Isso porque é impossível guardar o frescor da infância com a experiência
madura”.
Que
venham mais livros de memórias dos bairros. O Brasil inteiro tem muitas Águas
Frias.
*Urariano
Motta é
natural de Água Fria, subúrbio da zona norte do Recife. Escritor e jornalista,
publicou contos em Movimento, Opinião, Escrita, Ficção e outros periódicos de
oposição à ditadura. Atualmente, é colunista do Direto da Redação e colaborador
do Observatório da Imprensa. As revistas Carta Capital, Fórum e Continente
também já veicularam seus textos. Autor de Soledad
no Recife (Boitempo,
2009) sobre a passagem da militante paraguaia Soledad Barret pelo Recife, em
1973, e Os
corações futuristas
(Recife,
Bagaço, 1997).
Enviado
por Direto da
Redação
(comentário enviado por e-mail e postado por Castor)
ResponderExcluirMas que descrição emocionante de um "livro de bairro",
como David Neves chamava cada um dos seus derradeiros(*) filmes (Muito prazer, Fulaninha e Jardim de Allah): filmes de bairro, inspirados em seu "cinema de molhos", assim também o falecido Poeta do Cinema Novo expunha sua teoria fílmica. O tema me fascina pessoalmente, já que, ambíguo como sou, tive uma infância-adolescência dividida entre Copacabana, Ipanema (anos-30), Centro e Penha Circular (anos-40/50), como Tati, a garota, de Aníbal Machado.

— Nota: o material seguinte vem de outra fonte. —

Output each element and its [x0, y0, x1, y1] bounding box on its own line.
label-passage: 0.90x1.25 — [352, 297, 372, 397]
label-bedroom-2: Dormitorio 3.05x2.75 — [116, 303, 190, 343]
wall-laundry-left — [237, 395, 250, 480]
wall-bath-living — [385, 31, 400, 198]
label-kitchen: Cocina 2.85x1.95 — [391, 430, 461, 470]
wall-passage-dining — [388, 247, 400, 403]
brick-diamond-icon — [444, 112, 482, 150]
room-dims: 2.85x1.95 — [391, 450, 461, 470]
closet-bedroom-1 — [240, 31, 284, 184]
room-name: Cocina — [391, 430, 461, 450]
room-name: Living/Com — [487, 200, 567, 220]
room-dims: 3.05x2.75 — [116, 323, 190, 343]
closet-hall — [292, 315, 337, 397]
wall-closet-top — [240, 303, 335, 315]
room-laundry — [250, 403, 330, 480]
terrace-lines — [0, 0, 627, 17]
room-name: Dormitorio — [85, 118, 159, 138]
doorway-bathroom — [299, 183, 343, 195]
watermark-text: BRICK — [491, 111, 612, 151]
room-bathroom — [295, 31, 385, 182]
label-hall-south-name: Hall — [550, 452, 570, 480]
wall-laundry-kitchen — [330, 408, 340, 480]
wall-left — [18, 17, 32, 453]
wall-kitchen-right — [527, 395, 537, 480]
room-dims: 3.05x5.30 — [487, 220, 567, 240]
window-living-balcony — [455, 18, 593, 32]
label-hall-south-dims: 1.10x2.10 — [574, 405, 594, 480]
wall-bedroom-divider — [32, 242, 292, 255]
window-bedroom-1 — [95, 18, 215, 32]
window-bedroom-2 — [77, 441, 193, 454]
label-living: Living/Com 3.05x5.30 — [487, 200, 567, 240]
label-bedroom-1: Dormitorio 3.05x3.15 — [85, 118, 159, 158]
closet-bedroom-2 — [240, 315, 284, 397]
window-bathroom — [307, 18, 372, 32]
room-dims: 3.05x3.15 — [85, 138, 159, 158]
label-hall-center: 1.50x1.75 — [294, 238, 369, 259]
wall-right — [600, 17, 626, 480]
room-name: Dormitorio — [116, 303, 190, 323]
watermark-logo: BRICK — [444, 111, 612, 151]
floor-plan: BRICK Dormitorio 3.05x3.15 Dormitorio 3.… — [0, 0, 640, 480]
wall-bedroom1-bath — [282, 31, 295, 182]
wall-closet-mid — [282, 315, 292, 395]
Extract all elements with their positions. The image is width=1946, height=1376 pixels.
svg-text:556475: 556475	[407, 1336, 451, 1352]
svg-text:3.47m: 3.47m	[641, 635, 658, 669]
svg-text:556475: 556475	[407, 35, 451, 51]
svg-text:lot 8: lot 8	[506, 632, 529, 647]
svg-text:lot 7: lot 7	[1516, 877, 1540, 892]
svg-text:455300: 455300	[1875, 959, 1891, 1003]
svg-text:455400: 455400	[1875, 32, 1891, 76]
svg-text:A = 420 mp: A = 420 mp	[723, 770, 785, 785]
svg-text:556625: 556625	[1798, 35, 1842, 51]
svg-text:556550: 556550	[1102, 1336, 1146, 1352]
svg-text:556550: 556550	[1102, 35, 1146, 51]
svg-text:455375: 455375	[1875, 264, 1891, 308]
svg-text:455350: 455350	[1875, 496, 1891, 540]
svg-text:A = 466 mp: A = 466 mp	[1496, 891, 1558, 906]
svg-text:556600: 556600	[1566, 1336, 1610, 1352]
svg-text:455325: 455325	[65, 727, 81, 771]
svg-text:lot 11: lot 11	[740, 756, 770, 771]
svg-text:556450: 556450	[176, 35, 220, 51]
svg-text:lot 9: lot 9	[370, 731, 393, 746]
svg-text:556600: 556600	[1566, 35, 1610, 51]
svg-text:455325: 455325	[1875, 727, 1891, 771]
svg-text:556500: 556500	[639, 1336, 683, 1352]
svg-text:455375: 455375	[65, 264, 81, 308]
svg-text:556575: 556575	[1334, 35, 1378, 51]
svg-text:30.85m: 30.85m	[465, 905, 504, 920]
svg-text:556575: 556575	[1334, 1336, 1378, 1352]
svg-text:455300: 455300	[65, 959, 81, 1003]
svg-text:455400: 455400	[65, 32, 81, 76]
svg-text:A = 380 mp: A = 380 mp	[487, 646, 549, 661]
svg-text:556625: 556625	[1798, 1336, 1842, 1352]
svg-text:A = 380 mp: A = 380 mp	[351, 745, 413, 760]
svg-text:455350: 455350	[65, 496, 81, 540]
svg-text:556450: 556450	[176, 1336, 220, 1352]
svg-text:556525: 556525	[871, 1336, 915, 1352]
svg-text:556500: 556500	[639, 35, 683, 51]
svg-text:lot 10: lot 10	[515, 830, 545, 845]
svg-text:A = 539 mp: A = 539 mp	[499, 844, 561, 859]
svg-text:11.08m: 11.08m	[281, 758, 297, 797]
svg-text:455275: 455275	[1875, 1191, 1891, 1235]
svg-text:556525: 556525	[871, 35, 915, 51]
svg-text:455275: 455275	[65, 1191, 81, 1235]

E como sempre você tem plena razão, mestre Urariano, nossos bairros estão à espera de mais letras e mais filmes. No meu Rio de nascença, aquele que deixou de existir vitimado pela "história rápida", só Vila Isabel logrou ascender á popularidade, graças a Noel, Aracy de Almeida, Aldir Blanc, visitantes ilustres e outros.
Adorei a capa do livro, aquele Cine Império de modesta fachada art-déco suburbana, como os Penha, Brás de Pina, Santa Cecília, Olaria, Ramos e Bonsucesso dos meus tempos. Flash Gordon, Fu Manchu e filmes de guerra, "de mocinho", até os primeiros neo-realistas desfilariam diante dos meus olhos extasiados, acompanhando minha Vó (1944-49). Esta, ao meu lado, sentada naquelas cadeiras-de-pau, comentava em voz alta as crises dramatúrgicas de E o vento levou e Strômboli ("com aquela sueca sem-vergonha que abandonou o marido pelo italiano casado que fez essa porcaria de filme, com gente pobre o tempo todo!..."). As especulações imobiliárias do neocapitalismo demoliriam aqueles monumentos ou comerciantes e "evangélicos" as transformariam em mercadões e mercadinhos de alimentos, bugingangas e dos sonhos crentes de fieis.
Sou de uma geração sem TV - graças a Xangô, Aïrá, saravá! - esses pastores "bíblias" agenciados pela Direita Republicana, CIA et cataerva e os carrinhos de que o crédito safado facilita a aquisição e estragam nossas cidades. Progresso?
Guarde um exemplar, por favor, para a minha volta definitiva da Coreia do Norte, após meio século de carreira e 38 anos de exterior pelos cinco continentes... Seu bairro ensinou-lhe mais que todo esse mundo afora em que tenho vivido, pode crer, você o sabe.
Grande abraço de parabens aos aguafrienses do
ArnaC.
(*) Houve, claro, a feliz "interrupção" do ilhéu Luz del Fuego.